Graciela has been a professional writer for 21 years and focuses on ghostwriting, editing, proofreading, articles, social media, marketing, and website content. She is also the co-author of Dream It Do It: Inspiring Stories of Dreams Come True, a motivational self-help guide.

Monday, June 1, 2015

Book Spotlight: "Business Writing Today: A Practical Guide"

This week, we caught up with author Natalie Canavor, whose new book, Business Writing Today: A Practical Guide, is out now.

Business Writing Today is a self-help book for people who want to write better at work. Canavor, who has written several books on this topic, is brimming with great ideas and strategies to improve your business communication. Check out her take on business writing in the digital era in our special Q&A.  

GG: What made you want to write this book, and who is the target audience?
NC: Research, and my own experience, tells me that most young people today write badly. Few are able to figure out what to say, and even fewer are able to say it well. This hurts them when they compete for career opportunities, and if they are hired, most don’t function as well as they could. But it isn’t just young people’s poor writing that produces a huge problem for today’s organizations; most business communication is awful. This results in very expensive mistakes, misunderstandings, and unnecessary conflicts.

Business Writing Today is a self-help book for people who want to improve their everyday writing—emails, resumes, elevator speeches, proposals, blogs, and so on—in order to get what they want.


Why do good writing skills matter in today’s digital marketplace?
In the digital world, so much depends on writing. You won’t get in many doors without a good elevator pitch, resume, proposal, sales letter, blog, and/or networking message. In a world where we meet less and talk less, we make decisions and judge others based on their writing.

And there are no captive audiences anymore. Surrounded by so much to read, so much media, we are all extremely selective. If we want to be read, the academic models most of us learned in school don’t work. Good business writing isn’t about strict correctness and impressive language. It’s about knowing how to attract and hold your audience. It’s about understanding other people’s viewpoints. It’s about building relationships.

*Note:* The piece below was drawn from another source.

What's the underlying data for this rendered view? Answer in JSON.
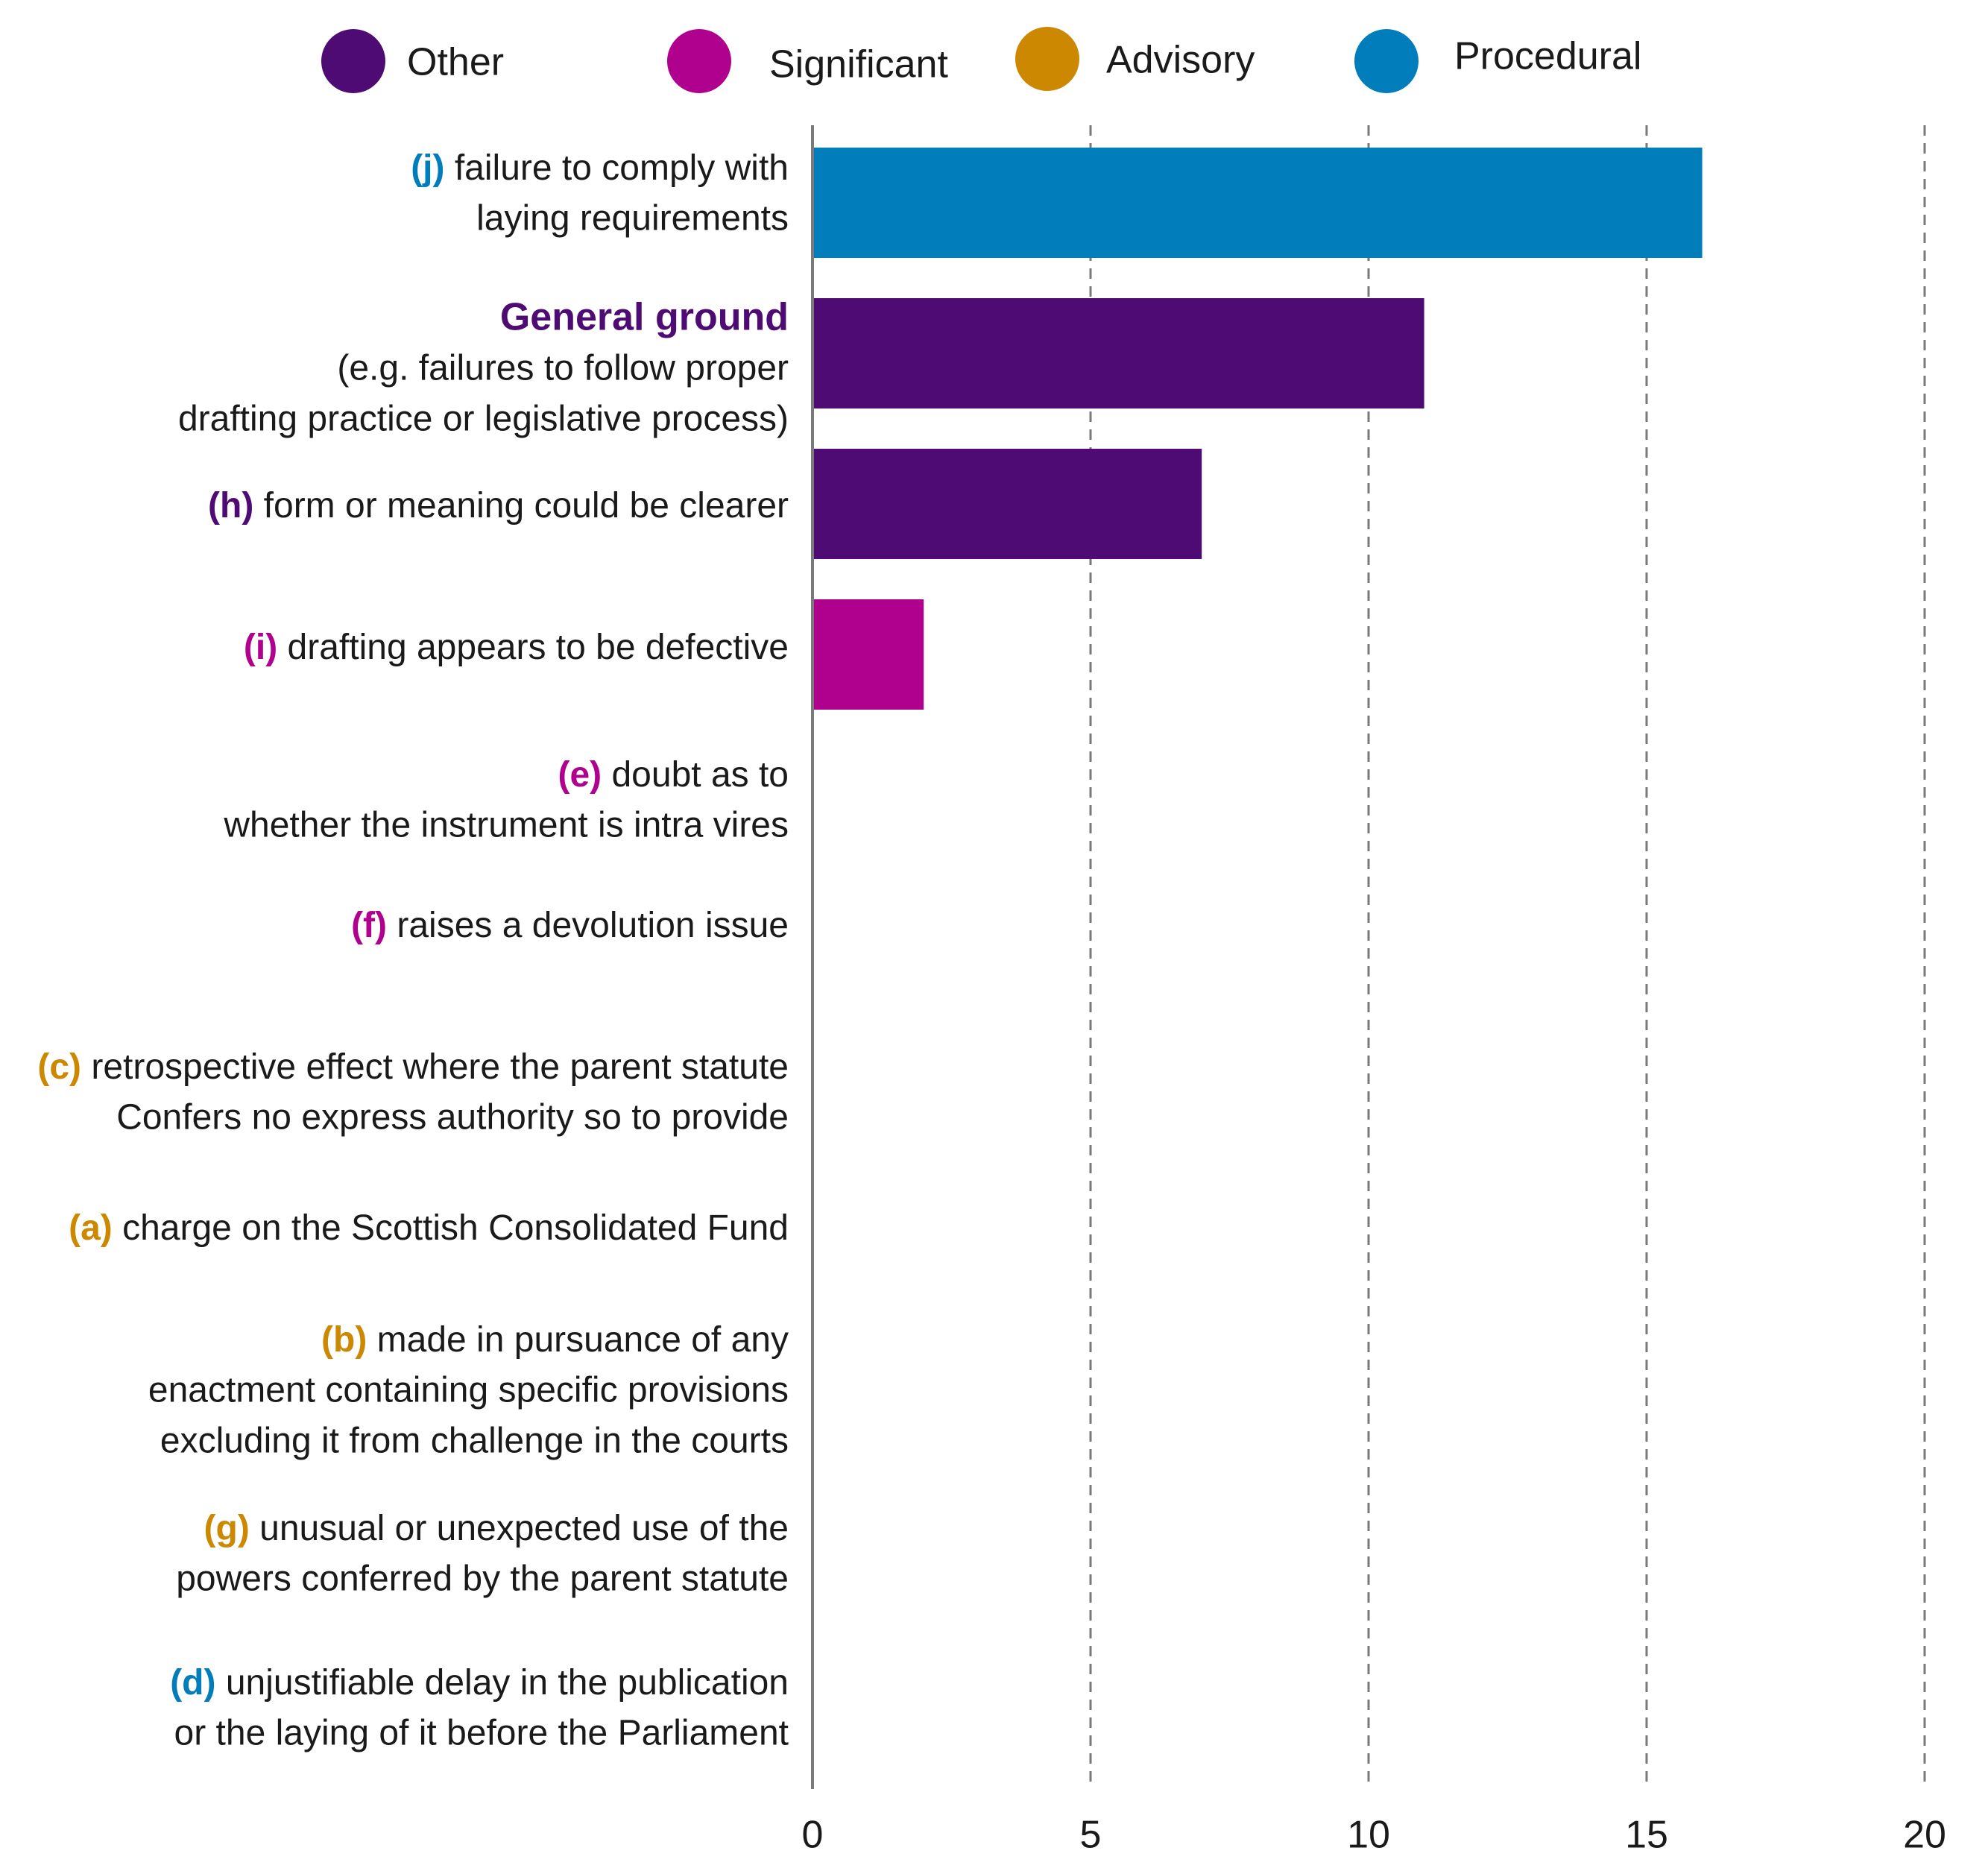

Can you share a tip or two from your book?
Here are two of my favorites.

Before writing a message, visualize whom you’re writing to. Hold a mental conversation. If you’re asking for something—which, in a way, every message does—“hear” the other person’s reservations and think about how to answer them. Then when you write, you’ll almost automatically adopt the right tone, know the best content to use to make your case, and be able to frame your message to that individual. Always figure out why someone should give you what you want, from his or her perspective rather than your own, and then write from that understanding.

On a micro level: After you’ve drafted your message, look at each sentence (or say it aloud). When you find more than one “of,” “to,” “in,” “for,” or “that,” or more than a single word ending in -ing or -ed or -ious or -ly, rewrite the sentence so there is only one. (Or two, if you absolutely can’t help it.) This is a surefire way to edit yourself out of abstract, wordy, dishwater-dull writing. Simple words and present tense usually solve the problem. To avoid a choppy rhythm, alternate long and short sentences for a cadence that carries people along.


What are some additional resources for those who want to learn more about business writing?
Everyone should read William Zinsser’s On Writing Well. He makes the best-ever case for clarity, conciseness, and simplicity in all writing. Of course, I’d like it if people checked out my other books as well! In addition to Business Writing Today (which is a second edition of Business Writing in the Digital Age), there’s Business Writing for Dummies and The Truth About the New Rules of Business Writing, which delivers the ideas in 52 bite-sized pieces.


Natalie Canavor is a business writer, journalist, and communications consultant. She gives workshops on practical writing and workplace communications. Natalie also teaches advanced writing seminars for grad students in PR/Corporate Communications and young professionals at NYU.